Tuesday, October 12, 2010

New drug – resistant superbugs spreading

Hamilton Spectator September 14, 2010 P.A7

BOSTON - An infectious-disease nightmare is unfolding: A new gene that can turn many types of bacteria into superbugs resistant to nearly all antibiotics has sickened people in three states, has popped up in Canada and worldwide, health officials reported yesterday.

The U.S. cases and two others in Canada all involve people who had recently received medical care in India, where the problem is wide spread. A British medical journal revealed the risk last month in an article describing dozens of cases in Britain in people who had gone to India for medical procedures. How many deaths the gene may have caused is unknown.

Scientists have long feared this – a very adaptable gene that hitches onto many types of common germs and confers broad drug resistance. “It’s a great concern,” because drug resistance has been rising and few new antibiotics are in development, said Dr.
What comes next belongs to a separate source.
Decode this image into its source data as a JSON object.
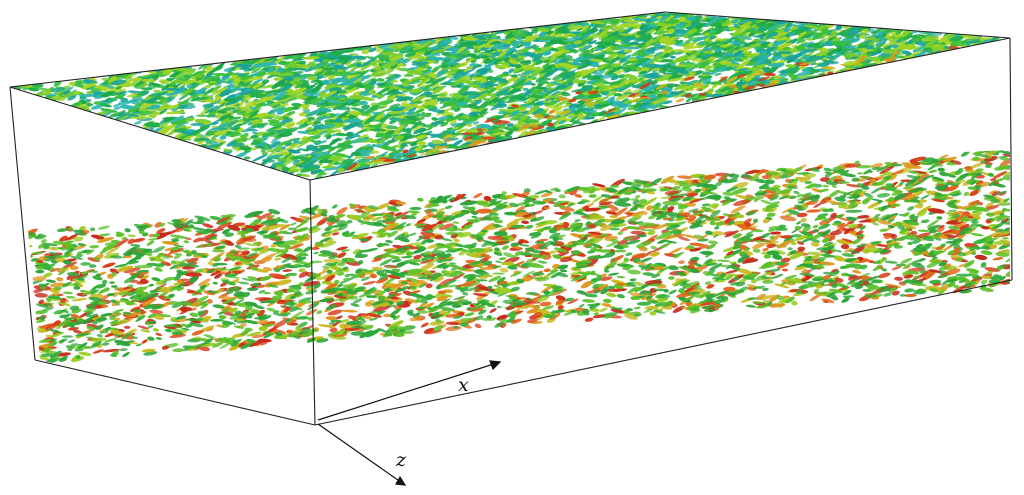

M. Lindsay Grayson, director of infectious diseases at the University of Melbourne in Australia. “It’s just a matter of time” until the gene spreads more widely person-to-person.

Grayson heads an American Society for Microbiology conference in Boston, which was buzzing with reports of the gene, called NDM-1 and named for New Delhi.

The U.S. cases occurred in 2010 in people from California, Massachusetts and Illinois. Three types of bacteria were involved, and three different mechanisms let the gene become part of them.

What can people do? Don’t add to the drug resistance problem, experts say. Don’t pressure your doctors for antibiotics if they say they aren’t needed, use the ones you are given properly, and try to avoid infections by washing your hands.